Читать книгу «Чужие дети» онлайн полностью📖 — Дианы Машковой — MyBook.
image

Глава 3

Проспала! Чего Екатерина Викторовна категорически не научилась делать в жизни даже к сорока годам – так это вставать с утра пораньше. Особенно по выходным. Так хотелось хотя бы пару раз в неделю никуда не спешить, как следует выспаться, а потом, дождавшись, когда годовалая Маша собственной персоной пришлепает босыми ножками к родителям в спальню, поваляться вместе с ней в кровати еще немного. И только потом одеваться, идти на кухню, ставить чайник.

Сегодня все было не так – в восемь предстояло выйти из дома, а проснулась она только в семь тридцать. Завтракать Катя не стала, времени не нашлось. Успела только натянуть джинсы, водолазку, умыться и чуть-чуть подкраситься. Роскошь выходить из дома без косметики в последние годы стала ей недоступна. Как ни пряталась она от солнца на отдыхе и в Москве, оно каким-то чудом успевало приложиться к чувствительной коже лица, оставляя на лбу досадные коричневые следы. Первое время Катя жутко расстраивалась из-за пигментных пятен, выискивала и пробовала разные средства, а потом устала от бессмысленной суеты и смирилась. Утешила себя тем, что все остальное пока при ней – стройная фигура, высокая грудь и, главное, интересные черты восточного лица, обрамленного пышными темными волосами. Нужно было только выровнять тональным кремом цвет лица и нарисовать аккуратные стрелки на глазах, которые добавляли томности глубокому взгляду.

Даже сэкономив время на завтраке, прибыть в детский дом, который находился в двух часах езды от дома, к десяти часам утра оказалось задачей невыполнимой. В итоге справилась она только наполовину – приехать приехала, но опоздала на целых тридцать минут.

Машина уткнулась носом в толстые железные прутья, и Катя заглушила мотор. Ограждение тянулось по всему периметру детского дома, и пришлось побегать в поисках калитки. Наконец нашлась будка охранника, кнопка звонка. Вопрос «вы к кому?», и ворота открылись с протяжным стоном. Катя почувствовала, как по спине побежали мурашки. Она никогда в жизни не бывала в тюрьмах, но почему-то сейчас ей казалось, что она попала именно туда. Нет, никакой колючей проволоки и высоких бетонных стен – все было чисто и красиво: свежевыбеленное здание, футбольная площадка, деревья во дворе. Все напоминало обычную столичную школу. Кроме атмосферы трагедий и несчастий, боли и одиночества, которыми, казалось, пропитан воздух.

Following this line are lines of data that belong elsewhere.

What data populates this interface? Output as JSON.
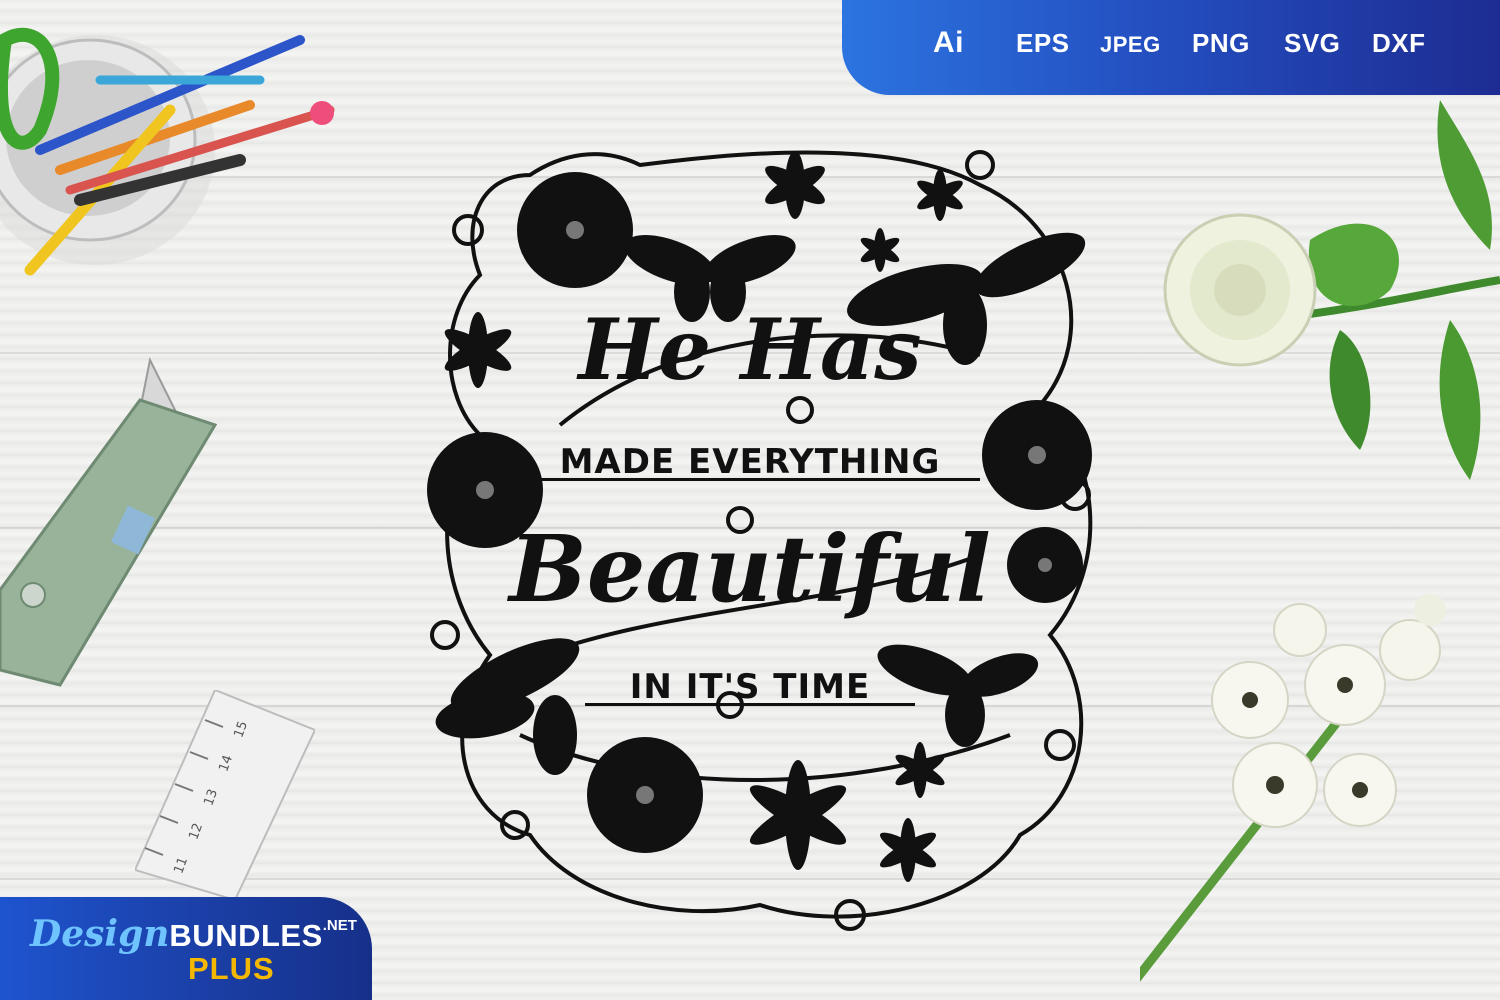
{
  "formats": {
    "items": [
      "Ai",
      "EPS",
      "JPEG",
      "PNG",
      "SVG",
      "DXF"
    ],
    "background_start": "#2c74e0",
    "background_end": "#1d2c92"
  },
  "quote": {
    "line1": "He Has",
    "line2": "MADE EVERYTHING",
    "line3": "Beautiful",
    "line4": "IN IT'S TIME",
    "color": "#111111"
  },
  "brand": {
    "script": "Design",
    "bold": "BUNDLES",
    "suffix": ".NET",
    "plus": "PLUS",
    "accent": "#f5b800"
  },
  "ruler": {
    "marks": [
      "11",
      "12",
      "13",
      "14",
      "15"
    ]
  },
  "decor": {
    "pencil_cup_icon": "pencil-cup-icon",
    "cutter_icon": "utility-knife-icon",
    "flower_icon": "white-rose-icon"
  }
}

– Вы на День Аиста? Проходите быстрее! Концерт уже начался.

Юркий светловолосый мальчишка, лет двенадцати на вид, встретил ее у входа, принял плащ и подвел к столу регистрации. Две бойкие сотрудницы тут же начали задавать ей тысячу вопросов о семейном положении, о бумагах, и Катя растерялась. Но потом поняла, что ее по ошибке приняли за потенциального усыновителя, и ограничилась вручением регистраторам визитки.

– Я из издательского дома.

– А-а-а.

– Это спонсоры! – весело крикнул мальчишка.

– Тогда ничего не нужно, – смилостивилась старшая дама и пригласила: – Проходите в зал.

Обе работницы тут же потеряли к Кате всякий интерес.

– Налево или направо?

– Я провожу! – Мальчишка вновь подскочил к Кате.

Без лишних церемоний он схватил ее под руку и потащил в глубь коридора. Катя старалась не выдать своей неловкости, даже неприязни – настойчивое и собственническое прикосновение чужого мальчика было пугающим. Ребенок сжимал ее локоть все сильнее, словно пытался им завладеть.

– Меня Сережей зовут, – представился он по собственной инициативе.

– Екатерина Викторовна.

– Очень приятно. А у вас дети есть? – сразу же поинтересовался пацан.

– Есть. – Ответ прозвучал глухо.

– Да?! – Он как будто бы удивился. – И сколько же им лет?

– Пятнадцать лет старшей и годик младшей.

– О-о! Мне тоже пятнадцать!

– Неужели? – Катя искренне удивилась и, воспользовавшись заминкой, вытащила из цепких пальцев подростка онемевший локоть. Но он тут же впился в ее ладонь. – Мне показалось, ты намного младше.

– Неа, это только по росту. Меня как в батор сдали, я перестал расти.

– Куда сдали?!

– Сюда. В батор.

– Впервые в жизни слышу такое слово. – Катя задумалась, пытаясь разобраться с его этимологией.

– Ну, – Сережа пожал плечами, – у нас тут все так говорят.

– И что означает этот «батор»? – Никакие сто́ящие догадки в голову не приходили.

– Как что? – Сережа удивился непонятливости гостьи. – Детский дом.

– И сколько же тебе было лет? – Катя не удержалась от вопроса и тут же об этом пожалела.

– Когда моя мамка померла или когда бабка сюда сдала?

У Кати пересохло во рту. Сказать не получилось ни слова. Сережа понял, что ждать ответа бесполезно.

– Одиннадцать. Это когда насовсем. – Он низко опустил голову, как будто не хотел, чтобы женщина увидела, что творится с его лицом. Но она успела заметить, как маска безразличия сменилась гримасой боли, которую он поспешно скрыл.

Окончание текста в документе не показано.